Overall, BCSD seems to be an effective and reliable method of decreasing arrhythmic burden and the number of shocks in pediatric patients with LQTS and CPVT. The use of this method in the early stages of the disease may prevent recurrent ventricular arrhythmia storms and the incapacitating psychosocial effects attributed to ICD shocks. Future prospective and randomized studies with larger cohorts are warranted to confirm the efficacy of BCSD as optimal treatment in the management of pediatric patients with LQTS and CPVT.

Funding

There was no funding source for this study.

Ethical approval

This article does not contain any studies with human participants or animals performed by any of the authors.

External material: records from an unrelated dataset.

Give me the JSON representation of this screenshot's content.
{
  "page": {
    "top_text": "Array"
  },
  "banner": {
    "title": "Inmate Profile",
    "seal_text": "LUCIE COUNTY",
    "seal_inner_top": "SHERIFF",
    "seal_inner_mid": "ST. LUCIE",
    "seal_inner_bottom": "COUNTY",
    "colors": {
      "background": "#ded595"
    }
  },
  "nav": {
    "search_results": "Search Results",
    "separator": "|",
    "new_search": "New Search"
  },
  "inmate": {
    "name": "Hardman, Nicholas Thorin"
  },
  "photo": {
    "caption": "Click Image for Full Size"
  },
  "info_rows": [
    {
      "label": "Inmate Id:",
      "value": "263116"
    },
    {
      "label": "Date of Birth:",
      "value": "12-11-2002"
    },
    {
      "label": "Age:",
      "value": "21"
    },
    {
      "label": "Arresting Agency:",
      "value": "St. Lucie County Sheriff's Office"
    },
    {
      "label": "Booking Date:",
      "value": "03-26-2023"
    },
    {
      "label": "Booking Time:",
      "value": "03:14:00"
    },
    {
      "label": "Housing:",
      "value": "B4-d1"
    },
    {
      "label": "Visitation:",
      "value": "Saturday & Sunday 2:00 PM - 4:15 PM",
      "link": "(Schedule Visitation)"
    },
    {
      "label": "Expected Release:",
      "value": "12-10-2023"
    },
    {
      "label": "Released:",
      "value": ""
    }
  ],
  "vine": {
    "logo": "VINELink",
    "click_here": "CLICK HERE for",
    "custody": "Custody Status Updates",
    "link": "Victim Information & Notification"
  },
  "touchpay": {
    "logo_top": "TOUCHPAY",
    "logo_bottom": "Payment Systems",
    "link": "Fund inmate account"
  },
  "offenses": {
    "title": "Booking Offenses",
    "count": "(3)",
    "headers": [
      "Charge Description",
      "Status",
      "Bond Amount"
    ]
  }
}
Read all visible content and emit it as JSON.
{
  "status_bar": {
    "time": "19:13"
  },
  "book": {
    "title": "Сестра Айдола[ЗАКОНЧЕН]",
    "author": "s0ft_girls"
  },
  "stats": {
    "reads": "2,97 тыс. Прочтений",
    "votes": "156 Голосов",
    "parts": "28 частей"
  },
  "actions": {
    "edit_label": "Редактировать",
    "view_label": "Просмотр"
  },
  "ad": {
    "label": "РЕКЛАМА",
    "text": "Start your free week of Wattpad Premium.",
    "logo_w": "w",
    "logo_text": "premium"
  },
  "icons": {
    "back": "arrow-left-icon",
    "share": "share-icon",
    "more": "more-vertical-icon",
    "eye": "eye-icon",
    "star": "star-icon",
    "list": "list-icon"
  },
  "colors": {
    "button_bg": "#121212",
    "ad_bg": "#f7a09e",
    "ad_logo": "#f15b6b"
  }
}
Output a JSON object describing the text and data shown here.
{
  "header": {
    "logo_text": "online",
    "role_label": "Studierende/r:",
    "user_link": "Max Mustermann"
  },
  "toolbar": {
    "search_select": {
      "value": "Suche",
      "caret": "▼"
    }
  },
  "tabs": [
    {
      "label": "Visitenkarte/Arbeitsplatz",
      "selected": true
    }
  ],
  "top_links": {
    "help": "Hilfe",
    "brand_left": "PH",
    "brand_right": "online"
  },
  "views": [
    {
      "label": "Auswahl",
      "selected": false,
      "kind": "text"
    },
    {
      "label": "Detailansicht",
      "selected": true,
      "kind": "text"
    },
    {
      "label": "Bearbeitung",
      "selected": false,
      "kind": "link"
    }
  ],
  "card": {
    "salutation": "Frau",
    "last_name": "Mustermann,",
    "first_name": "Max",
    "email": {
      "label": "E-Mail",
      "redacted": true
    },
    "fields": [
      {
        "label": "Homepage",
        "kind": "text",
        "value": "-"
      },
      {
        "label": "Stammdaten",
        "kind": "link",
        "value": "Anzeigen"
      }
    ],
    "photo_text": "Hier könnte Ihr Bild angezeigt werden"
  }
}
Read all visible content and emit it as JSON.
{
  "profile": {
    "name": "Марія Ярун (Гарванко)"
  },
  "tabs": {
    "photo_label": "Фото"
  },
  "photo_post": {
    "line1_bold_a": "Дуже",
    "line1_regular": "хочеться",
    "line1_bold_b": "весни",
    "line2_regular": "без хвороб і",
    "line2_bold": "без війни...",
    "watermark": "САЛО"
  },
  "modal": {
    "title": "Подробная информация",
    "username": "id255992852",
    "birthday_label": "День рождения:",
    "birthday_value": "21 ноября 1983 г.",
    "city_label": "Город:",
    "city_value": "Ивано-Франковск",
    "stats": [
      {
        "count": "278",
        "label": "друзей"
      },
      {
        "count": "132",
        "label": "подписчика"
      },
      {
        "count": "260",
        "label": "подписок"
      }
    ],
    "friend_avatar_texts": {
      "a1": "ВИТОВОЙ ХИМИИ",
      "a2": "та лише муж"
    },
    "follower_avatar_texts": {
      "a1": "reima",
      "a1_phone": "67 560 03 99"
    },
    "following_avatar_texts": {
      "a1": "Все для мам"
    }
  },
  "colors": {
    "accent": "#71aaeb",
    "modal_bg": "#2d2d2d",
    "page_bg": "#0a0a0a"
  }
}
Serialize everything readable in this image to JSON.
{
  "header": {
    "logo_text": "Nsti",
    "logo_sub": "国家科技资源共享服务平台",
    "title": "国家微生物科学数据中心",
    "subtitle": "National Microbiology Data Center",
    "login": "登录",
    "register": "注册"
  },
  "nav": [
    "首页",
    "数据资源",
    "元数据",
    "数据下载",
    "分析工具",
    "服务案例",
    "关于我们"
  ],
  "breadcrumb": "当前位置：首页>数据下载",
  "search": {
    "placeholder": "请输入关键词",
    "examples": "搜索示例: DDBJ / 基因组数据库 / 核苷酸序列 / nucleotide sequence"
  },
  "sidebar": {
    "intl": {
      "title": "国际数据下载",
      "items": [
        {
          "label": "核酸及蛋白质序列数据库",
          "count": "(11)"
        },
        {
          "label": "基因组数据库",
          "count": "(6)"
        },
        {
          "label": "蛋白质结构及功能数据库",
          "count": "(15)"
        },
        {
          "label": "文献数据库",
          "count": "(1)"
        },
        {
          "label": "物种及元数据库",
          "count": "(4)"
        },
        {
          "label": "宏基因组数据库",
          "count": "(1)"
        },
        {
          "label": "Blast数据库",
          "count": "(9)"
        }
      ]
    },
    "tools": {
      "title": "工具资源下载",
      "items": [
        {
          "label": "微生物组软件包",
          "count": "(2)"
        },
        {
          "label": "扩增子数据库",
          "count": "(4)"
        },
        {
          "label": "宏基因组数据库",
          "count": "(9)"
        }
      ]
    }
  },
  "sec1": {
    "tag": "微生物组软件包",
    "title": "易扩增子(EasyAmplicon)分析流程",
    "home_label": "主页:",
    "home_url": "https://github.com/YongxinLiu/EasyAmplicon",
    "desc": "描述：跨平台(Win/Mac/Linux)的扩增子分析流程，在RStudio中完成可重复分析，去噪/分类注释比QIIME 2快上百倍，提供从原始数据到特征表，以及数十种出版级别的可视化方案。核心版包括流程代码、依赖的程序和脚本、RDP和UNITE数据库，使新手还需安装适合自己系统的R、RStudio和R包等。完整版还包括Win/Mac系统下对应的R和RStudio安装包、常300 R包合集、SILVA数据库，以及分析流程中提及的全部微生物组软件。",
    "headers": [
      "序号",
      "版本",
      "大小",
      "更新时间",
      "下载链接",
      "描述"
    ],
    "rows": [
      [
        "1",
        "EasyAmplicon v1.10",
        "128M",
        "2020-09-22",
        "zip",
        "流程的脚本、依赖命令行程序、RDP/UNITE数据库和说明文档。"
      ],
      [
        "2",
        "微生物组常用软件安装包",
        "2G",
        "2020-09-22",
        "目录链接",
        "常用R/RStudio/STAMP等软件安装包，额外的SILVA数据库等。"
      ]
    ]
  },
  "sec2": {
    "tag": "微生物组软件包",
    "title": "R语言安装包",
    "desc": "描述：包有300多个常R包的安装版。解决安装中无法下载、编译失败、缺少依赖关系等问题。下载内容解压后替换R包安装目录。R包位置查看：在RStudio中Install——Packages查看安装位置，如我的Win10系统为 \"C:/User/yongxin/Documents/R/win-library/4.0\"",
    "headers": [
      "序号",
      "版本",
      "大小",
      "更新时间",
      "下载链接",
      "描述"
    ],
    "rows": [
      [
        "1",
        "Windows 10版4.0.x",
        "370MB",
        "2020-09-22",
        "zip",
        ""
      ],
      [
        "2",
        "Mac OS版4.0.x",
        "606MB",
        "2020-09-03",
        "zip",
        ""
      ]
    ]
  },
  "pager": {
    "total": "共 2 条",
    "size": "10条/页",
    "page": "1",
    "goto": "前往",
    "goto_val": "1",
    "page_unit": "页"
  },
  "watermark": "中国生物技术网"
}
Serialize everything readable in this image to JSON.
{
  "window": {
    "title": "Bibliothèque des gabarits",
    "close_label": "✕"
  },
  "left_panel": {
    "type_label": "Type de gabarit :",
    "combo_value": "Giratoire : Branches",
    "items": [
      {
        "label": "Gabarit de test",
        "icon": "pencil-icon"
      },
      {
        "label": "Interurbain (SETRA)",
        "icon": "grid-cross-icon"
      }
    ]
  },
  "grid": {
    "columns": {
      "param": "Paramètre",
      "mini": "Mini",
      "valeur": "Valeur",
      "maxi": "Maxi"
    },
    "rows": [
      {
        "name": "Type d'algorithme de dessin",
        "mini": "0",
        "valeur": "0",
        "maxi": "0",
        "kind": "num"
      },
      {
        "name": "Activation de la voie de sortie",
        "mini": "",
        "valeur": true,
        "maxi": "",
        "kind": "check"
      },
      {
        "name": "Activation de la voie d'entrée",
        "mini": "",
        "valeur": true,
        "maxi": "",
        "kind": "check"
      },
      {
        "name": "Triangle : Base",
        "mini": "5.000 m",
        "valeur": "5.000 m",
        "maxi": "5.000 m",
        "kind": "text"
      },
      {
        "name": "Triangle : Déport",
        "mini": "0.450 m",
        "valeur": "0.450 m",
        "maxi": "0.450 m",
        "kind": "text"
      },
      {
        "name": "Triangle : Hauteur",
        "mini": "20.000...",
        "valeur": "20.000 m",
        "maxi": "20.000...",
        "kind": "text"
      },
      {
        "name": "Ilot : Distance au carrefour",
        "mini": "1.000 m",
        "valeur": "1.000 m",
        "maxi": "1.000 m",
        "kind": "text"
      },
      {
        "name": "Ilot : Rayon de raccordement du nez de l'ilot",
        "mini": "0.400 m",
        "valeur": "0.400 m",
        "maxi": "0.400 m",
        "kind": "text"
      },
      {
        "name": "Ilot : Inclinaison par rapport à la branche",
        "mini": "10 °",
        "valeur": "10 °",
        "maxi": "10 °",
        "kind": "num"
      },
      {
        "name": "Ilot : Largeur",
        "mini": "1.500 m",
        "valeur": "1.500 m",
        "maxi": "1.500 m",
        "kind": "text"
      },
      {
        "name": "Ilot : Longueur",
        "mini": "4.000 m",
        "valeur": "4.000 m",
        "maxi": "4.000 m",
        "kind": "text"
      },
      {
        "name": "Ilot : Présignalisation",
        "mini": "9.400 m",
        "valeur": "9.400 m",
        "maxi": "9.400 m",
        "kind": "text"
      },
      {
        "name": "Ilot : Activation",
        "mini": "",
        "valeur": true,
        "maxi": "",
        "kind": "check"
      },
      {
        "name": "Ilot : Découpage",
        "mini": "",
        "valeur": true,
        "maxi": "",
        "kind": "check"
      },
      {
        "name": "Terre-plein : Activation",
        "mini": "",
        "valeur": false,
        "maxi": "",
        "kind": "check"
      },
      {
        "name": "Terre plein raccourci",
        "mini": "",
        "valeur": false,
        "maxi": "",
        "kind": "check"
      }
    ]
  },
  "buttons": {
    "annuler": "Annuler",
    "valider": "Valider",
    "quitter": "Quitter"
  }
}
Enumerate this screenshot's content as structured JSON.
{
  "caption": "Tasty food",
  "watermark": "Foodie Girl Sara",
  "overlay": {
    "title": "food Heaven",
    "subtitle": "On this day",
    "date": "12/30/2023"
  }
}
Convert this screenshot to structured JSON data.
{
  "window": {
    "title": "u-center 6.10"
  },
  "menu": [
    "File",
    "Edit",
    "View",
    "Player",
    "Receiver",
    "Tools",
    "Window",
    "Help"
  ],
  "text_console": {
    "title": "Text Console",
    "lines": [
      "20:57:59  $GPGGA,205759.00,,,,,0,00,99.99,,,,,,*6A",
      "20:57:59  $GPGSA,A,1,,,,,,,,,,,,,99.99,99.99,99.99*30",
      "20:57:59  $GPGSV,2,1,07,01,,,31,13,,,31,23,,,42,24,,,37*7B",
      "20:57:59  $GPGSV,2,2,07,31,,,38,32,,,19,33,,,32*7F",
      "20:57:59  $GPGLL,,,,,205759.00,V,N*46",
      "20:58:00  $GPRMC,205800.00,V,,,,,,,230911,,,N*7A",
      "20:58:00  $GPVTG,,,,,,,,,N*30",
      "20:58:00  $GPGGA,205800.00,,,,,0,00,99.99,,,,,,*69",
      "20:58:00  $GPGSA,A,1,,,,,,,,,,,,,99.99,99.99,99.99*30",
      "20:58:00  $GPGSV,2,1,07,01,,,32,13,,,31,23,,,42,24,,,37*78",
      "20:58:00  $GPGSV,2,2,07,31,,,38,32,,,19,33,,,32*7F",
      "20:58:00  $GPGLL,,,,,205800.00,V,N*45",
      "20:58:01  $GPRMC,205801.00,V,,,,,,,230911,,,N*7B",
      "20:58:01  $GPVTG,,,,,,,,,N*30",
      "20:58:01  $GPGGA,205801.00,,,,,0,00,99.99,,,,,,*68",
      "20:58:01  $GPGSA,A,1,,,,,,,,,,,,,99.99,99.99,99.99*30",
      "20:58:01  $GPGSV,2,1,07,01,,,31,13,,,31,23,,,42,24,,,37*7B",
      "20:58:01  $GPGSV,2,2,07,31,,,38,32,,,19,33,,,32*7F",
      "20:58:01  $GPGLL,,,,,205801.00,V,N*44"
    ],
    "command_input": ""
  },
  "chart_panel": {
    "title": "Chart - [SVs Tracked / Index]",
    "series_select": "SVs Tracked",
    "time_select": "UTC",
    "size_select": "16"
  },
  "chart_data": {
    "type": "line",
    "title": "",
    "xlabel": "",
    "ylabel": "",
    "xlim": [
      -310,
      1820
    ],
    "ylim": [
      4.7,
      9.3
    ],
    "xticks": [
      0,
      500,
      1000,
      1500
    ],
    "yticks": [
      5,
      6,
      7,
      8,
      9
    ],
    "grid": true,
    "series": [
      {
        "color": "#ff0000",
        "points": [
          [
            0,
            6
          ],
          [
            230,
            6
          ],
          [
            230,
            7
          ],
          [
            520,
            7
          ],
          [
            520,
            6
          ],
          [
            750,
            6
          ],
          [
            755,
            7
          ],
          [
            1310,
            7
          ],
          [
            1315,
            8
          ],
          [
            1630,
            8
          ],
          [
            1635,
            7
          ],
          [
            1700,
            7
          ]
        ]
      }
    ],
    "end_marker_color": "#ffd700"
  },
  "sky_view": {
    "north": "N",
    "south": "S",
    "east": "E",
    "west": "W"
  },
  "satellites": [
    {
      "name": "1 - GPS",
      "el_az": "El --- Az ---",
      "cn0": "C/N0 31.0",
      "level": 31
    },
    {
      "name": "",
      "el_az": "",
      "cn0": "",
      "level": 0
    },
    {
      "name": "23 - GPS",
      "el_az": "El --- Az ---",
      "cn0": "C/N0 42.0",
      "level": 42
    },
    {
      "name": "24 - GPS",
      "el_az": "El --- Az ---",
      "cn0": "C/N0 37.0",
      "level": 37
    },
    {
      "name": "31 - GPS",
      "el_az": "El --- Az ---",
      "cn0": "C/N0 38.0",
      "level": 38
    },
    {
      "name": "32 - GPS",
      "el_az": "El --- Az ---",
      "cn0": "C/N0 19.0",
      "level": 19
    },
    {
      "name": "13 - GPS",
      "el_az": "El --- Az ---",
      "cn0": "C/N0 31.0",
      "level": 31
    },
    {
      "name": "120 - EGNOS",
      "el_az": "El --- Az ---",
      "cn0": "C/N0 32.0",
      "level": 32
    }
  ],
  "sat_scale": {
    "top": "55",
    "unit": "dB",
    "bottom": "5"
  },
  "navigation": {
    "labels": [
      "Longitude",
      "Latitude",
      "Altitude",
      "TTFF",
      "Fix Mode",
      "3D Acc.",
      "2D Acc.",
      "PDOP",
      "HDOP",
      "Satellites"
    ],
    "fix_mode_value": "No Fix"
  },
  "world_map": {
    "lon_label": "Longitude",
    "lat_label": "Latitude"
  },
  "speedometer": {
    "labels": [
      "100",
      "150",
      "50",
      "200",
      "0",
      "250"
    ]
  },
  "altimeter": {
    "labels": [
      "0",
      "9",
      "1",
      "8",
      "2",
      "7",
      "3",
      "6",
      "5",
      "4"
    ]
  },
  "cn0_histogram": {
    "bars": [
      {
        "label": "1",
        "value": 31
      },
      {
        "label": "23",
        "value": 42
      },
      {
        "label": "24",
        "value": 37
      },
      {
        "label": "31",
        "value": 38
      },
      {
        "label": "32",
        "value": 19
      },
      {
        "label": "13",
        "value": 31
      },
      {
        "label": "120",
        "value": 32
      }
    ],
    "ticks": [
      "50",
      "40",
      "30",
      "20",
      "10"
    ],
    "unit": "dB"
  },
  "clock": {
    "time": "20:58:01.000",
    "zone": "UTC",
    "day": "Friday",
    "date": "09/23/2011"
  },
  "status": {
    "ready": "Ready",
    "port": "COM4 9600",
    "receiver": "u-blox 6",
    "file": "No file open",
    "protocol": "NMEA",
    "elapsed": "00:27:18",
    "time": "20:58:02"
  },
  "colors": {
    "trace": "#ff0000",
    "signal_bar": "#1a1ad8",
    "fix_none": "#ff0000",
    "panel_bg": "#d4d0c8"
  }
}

The study was granted approval by the Ethical Committee (2018/63) and with the 1964 Helsinki declaration and its later amendments or comparable ethical standards. The study was retrospective designed.

Informed consent

Not obtained due to retrospective study design.

CRediT authorship contribution statement

Murat Akkuş: Conceptualization, Methodology, Formal analysis, Writing - original draft, Investigation, Project administration, Supervision. Yunus Seyrek: Formal analysis, Methodology, Writing - review & editing. Hasan Candaş Kafalı: Data curation, Investigation. Yakup Ergül: Data curation, Investigation, Supervision.

Declaration of competing interest

All of the authors have no conflicts of interest to report.